L’ennui est qu’un tel dispositif, bien qu’il soit susceptible de reposer sur des algorithmes sophistiqués augmentés par l’IA, n’en demeure pas moins binaire et incapable de comprendre les intentions et les émotions de ses interlocuteurs. Mais la puissance de la mode, et ses excès façon "si t’as pas de chatbot, t’as raté ta vie", entraine des dynamiques d’adoption massives qui n’auraient sans doute pas eu lieu à froid. Résultat, nombre d’entreprises reconfigurent leurs processus, mettent l’humain de côté, remplacent leur ligne téléphonique par un programme informatique, et produisent une irritation notable chez leurs clients. Imaginer atteindre le nouveau standard de la relation client en remplaçant l’humain par un programme sommaire qui finit le plus souvent par répondre "je ne comprends pas", est malheureusement courant dans cette phase d’adoption massive des chatbots. L’enjeu est pourtant loin d’être anodin quand on sait le coût d’acquisition d’un nouveau client et la difficulté de le conserver. La destruction de valeur est ici non négligeable.
Les robots n’ont pas (encore ?) la possibilité de se substituer totalement à l’humain. En revanche, ils peuvent parfaitement transformer une FAQ en boite de dialogue conviviale. Il importe à cet égard de définir clairement le territoire de problématiques qui supporte un traitement automatique puis d’établir la frontière, autrement dit, le seuil à partir duquel l’humain doit reprendre le dialogue établi avec la machine.
Il n’existe pas de problématiques identiques car toutes les entreprises, y compris les plus performantes, sont uniques.
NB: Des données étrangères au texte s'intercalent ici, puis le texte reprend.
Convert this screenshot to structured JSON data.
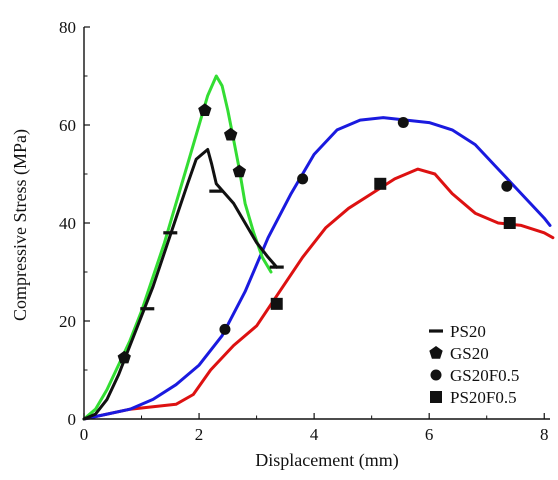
{
  "chart_data": {
    "type": "line",
    "title": "",
    "xlabel": "Displacement (mm)",
    "ylabel": "Compressive Stress (MPa)",
    "xlim": [
      0,
      8.1
    ],
    "ylim": [
      0,
      80
    ],
    "xticks": [
      "0",
      "2",
      "4",
      "6",
      "8"
    ],
    "yticks": [
      "0",
      "20",
      "40",
      "60",
      "80"
    ],
    "grid": false,
    "legend_position": "bottom-right",
    "series": [
      {
        "name": "PS20",
        "color": "#111111",
        "marker": "dash",
        "x": [
          0,
          0.2,
          0.4,
          0.6,
          0.8,
          1.0,
          1.2,
          1.4,
          1.6,
          1.8,
          1.95,
          2.05,
          2.15,
          2.22,
          2.3,
          2.45,
          2.6,
          2.8,
          3.0,
          3.2,
          3.35
        ],
        "y": [
          0,
          1,
          4,
          9,
          15,
          21,
          27,
          34,
          41,
          48,
          53,
          54,
          55,
          52,
          48,
          46,
          44,
          40,
          36,
          33,
          31
        ],
        "marker_points": [
          [
            1.1,
            22.5
          ],
          [
            1.5,
            38
          ],
          [
            2.3,
            46.5
          ],
          [
            3.35,
            31
          ]
        ]
      },
      {
        "name": "GS20",
        "color": "#33dd33",
        "marker": "pentagon",
        "x": [
          0,
          0.2,
          0.4,
          0.6,
          0.8,
          1.0,
          1.2,
          1.4,
          1.6,
          1.8,
          2.0,
          2.15,
          2.3,
          2.4,
          2.5,
          2.6,
          2.7,
          2.8,
          2.95,
          3.1,
          3.25
        ],
        "y": [
          0,
          2,
          6,
          11,
          16,
          22,
          29,
          36,
          44,
          52,
          60,
          66,
          70,
          68,
          63,
          57,
          51,
          44,
          38,
          33,
          30
        ],
        "marker_points": [
          [
            0.7,
            12.5
          ],
          [
            2.1,
            63
          ],
          [
            2.55,
            58
          ],
          [
            2.7,
            50.5
          ]
        ]
      },
      {
        "name": "GS20F0.5",
        "color": "#1a1adf",
        "marker": "circle",
        "x": [
          0,
          0.4,
          0.8,
          1.2,
          1.6,
          2.0,
          2.4,
          2.8,
          3.2,
          3.6,
          4.0,
          4.4,
          4.8,
          5.2,
          5.6,
          6.0,
          6.4,
          6.8,
          7.2,
          7.6,
          8.0,
          8.1
        ],
        "y": [
          0,
          1,
          2,
          4,
          7,
          11,
          17,
          26,
          37,
          46,
          54,
          59,
          61,
          61.5,
          61,
          60.5,
          59,
          56,
          51,
          46,
          41,
          39.5
        ],
        "marker_points": [
          [
            2.45,
            18.3
          ],
          [
            3.8,
            49
          ],
          [
            5.55,
            60.5
          ],
          [
            7.35,
            47.5
          ]
        ]
      },
      {
        "name": "PS20F0.5",
        "color": "#dd1111",
        "marker": "square",
        "x": [
          0,
          0.4,
          0.8,
          1.2,
          1.6,
          1.9,
          2.2,
          2.6,
          3.0,
          3.4,
          3.8,
          4.2,
          4.6,
          5.0,
          5.4,
          5.8,
          6.1,
          6.4,
          6.8,
          7.2,
          7.6,
          8.0,
          8.15
        ],
        "y": [
          0,
          1,
          2,
          2.5,
          3,
          5,
          10,
          15,
          19,
          26,
          33,
          39,
          43,
          46,
          49,
          51,
          50,
          46,
          42,
          40,
          39.5,
          38,
          37
        ],
        "marker_points": [
          [
            3.35,
            23.5
          ],
          [
            5.15,
            48
          ],
          [
            7.4,
            40
          ]
        ]
      }
    ]
  }
}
Et il n’existe pas de solution miracle. Voilà pourquoi un marketeur devrait toujours se poser au moins cinq questions avant une éventuelle adoption : Est-ce réellement nécessaire ? L’efficacité du dispositif est-elle observable ? Quelles sont les incidences opérationnelles et stratégiques d’un éventuel déploiement ? L’expérience client en est-elle finalement renforcée ? Quelles autres options pourraient être envisagées ?
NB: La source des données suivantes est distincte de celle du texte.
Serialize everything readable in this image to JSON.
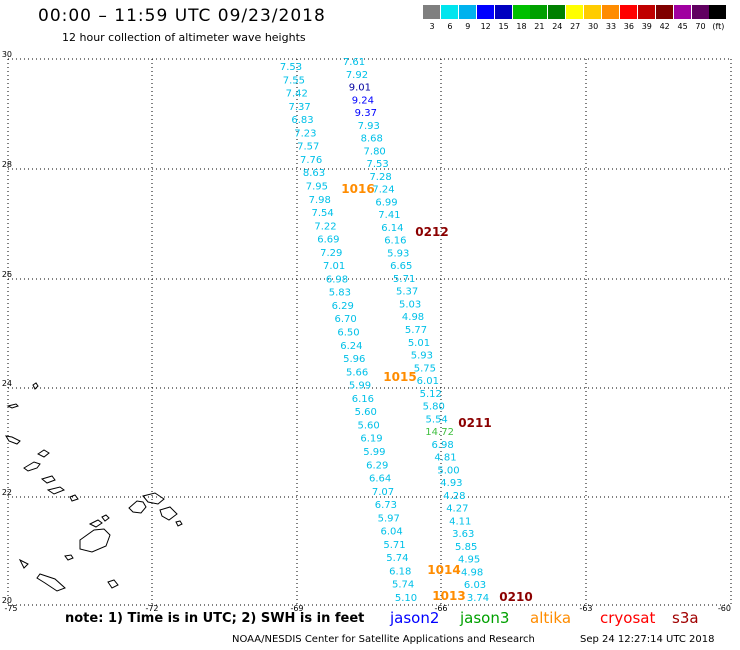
{
  "title": "00:00 – 11:59 UTC 09/23/2018",
  "subtitle": "12 hour collection of altimeter wave heights",
  "legend": {
    "colors": [
      "#7f7f7f",
      "#00e5ee",
      "#00b2ee",
      "#0000ff",
      "#0000c0",
      "#00c000",
      "#00a000",
      "#008000",
      "#ffff00",
      "#ffcc00",
      "#ff8c00",
      "#ff0000",
      "#c00000",
      "#800000",
      "#a000a0",
      "#600060",
      "#000000"
    ],
    "labels": [
      "3",
      "6",
      "9",
      "12",
      "15",
      "18",
      "21",
      "24",
      "27",
      "30",
      "33",
      "36",
      "39",
      "42",
      "45",
      "70",
      "(ft)"
    ]
  },
  "axes": {
    "x_ticks": [
      "-75",
      "-72",
      "-69",
      "-66",
      "-63",
      "-60"
    ],
    "y_ticks": [
      "30",
      "28",
      "26",
      "24",
      "22",
      "20"
    ]
  },
  "track_cyan": {
    "color": "#00c0e8",
    "values": [
      "7.53",
      "7.55",
      "7.42",
      "7.37",
      "6.83",
      "7.23",
      "7.57",
      "7.76",
      "8.63",
      "7.95",
      "7.98",
      "7.54",
      "7.22",
      "6.69",
      "7.29",
      "7.01",
      "6.98",
      "5.83",
      "6.29",
      "6.70",
      "6.50",
      "6.24",
      "5.96",
      "5.66",
      "5.99",
      "6.16",
      "5.60",
      "5.60",
      "6.19",
      "5.99",
      "6.29",
      "6.64",
      "7.07",
      "6.73",
      "5.97",
      "6.04",
      "5.71",
      "5.74",
      "6.18",
      "5.74",
      "5.10"
    ]
  },
  "track_mixed": {
    "values": [
      "7.61",
      "7.92",
      "9.01",
      "9.24",
      "9.37",
      "7.93",
      "8.68",
      "7.80",
      "7.53",
      "7.28",
      "7.24",
      "6.99",
      "7.41",
      "6.14",
      "6.16",
      "5.93",
      "6.65",
      "5.71",
      "5.37",
      "5.03",
      "4.98",
      "5.77",
      "5.01",
      "5.93",
      "5.75",
      "6.01",
      "5.12",
      "5.80",
      "5.54",
      "14.72",
      "6.98",
      "4.81",
      "5.00",
      "4.93",
      "4.28",
      "4.27",
      "4.11",
      "3.63",
      "5.85",
      "4.95",
      "4.98",
      "6.03",
      "3.74"
    ],
    "colors": [
      "#00c0e8",
      "#00c0e8",
      "#0000a0",
      "#0000ff",
      "#0000ff",
      "#00c0e8",
      "#00c0e8",
      "#00c0e8",
      "#00c0e8",
      "#00c0e8",
      "#00c0e8",
      "#00c0e8",
      "#00c0e8",
      "#00c0e8",
      "#00c0e8",
      "#00c0e8",
      "#00c0e8",
      "#00c0e8",
      "#00c0e8",
      "#00c0e8",
      "#00c0e8",
      "#00c0e8",
      "#00c0e8",
      "#00c0e8",
      "#00c0e8",
      "#00c0e8",
      "#00c0e8",
      "#00c0e8",
      "#00c0e8",
      "#40c040",
      "#00c0e8",
      "#00c0e8",
      "#00c0e8",
      "#00c0e8",
      "#00c0e8",
      "#00c0e8",
      "#00c0e8",
      "#00c0e8",
      "#00c0e8",
      "#00c0e8",
      "#00c0e8",
      "#00c0e8",
      "#00c0e8"
    ]
  },
  "pass_times": [
    {
      "label": "1016",
      "color": "#ff8c00"
    },
    {
      "label": "0212",
      "color": "#8b0000"
    },
    {
      "label": "1015",
      "color": "#ff8c00"
    },
    {
      "label": "0211",
      "color": "#8b0000"
    },
    {
      "label": "1014",
      "color": "#ff8c00"
    },
    {
      "label": "1013",
      "color": "#ff8c00"
    },
    {
      "label": "0210",
      "color": "#8b0000"
    }
  ],
  "footer": {
    "note": "note:  1) Time is in UTC;  2) SWH is in feet",
    "satellites": [
      {
        "name": "jason2",
        "color": "#0000ff"
      },
      {
        "name": "jason3",
        "color": "#00a000"
      },
      {
        "name": "altika",
        "color": "#ff8c00"
      },
      {
        "name": "cryosat",
        "color": "#ff0000"
      },
      {
        "name": "s3a",
        "color": "#a00000"
      }
    ],
    "credit": "NOAA/NESDIS Center for Satellite Applications and Research",
    "timestamp": "Sep 24 12:27:14 UTC 2018"
  }
}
Les modes en management ont au moins un mérite : elles soulèvent des problématiques stratégiques. L’expérience client, la disponibilité et la fiabilité des réponses apportées aux utilisateurs, constituent de fait des enjeux fondamentaux impliquant un perfectionnement constant de la part de l’organisation. Les solutions fournies en kit souffrent cependant d’une rigidité et d’un simplisme excessifs qui peuvent mener droit à une destruction de valeur, notamment lorsqu’elles sont intégrées dans une phase d’emballement peu sujette à la prise de recul. Rappelons qu’une démarche efficace répond à - au moins - deux critères fondamentaux : être personnalisée, pour garantir une adéquation maximale avec les besoins et contraintes de l’entreprise ; et être créative pour maintenir une dynamique de différenciation essentielle à la fidélisation. Le principe de la mode est quant à lui d’appliquer une solution packagée à un écosystème singulier.
Si le prêt-à-penser est sans nul doute la démarche la plus risquée, garder un œil avisé sur les nouvelles tendances – sans pour autant tomber dans un conformisme béat – constitue en revanche un remarquable levier d’enrichissement des processus internes.
* Le " co-walking ", également appelé " walking meetings " ou encore le " walk and talk ", désigne l’action d’effectuer des réunions de travail en marchant plutôt qu’en restant assis autour d’une table.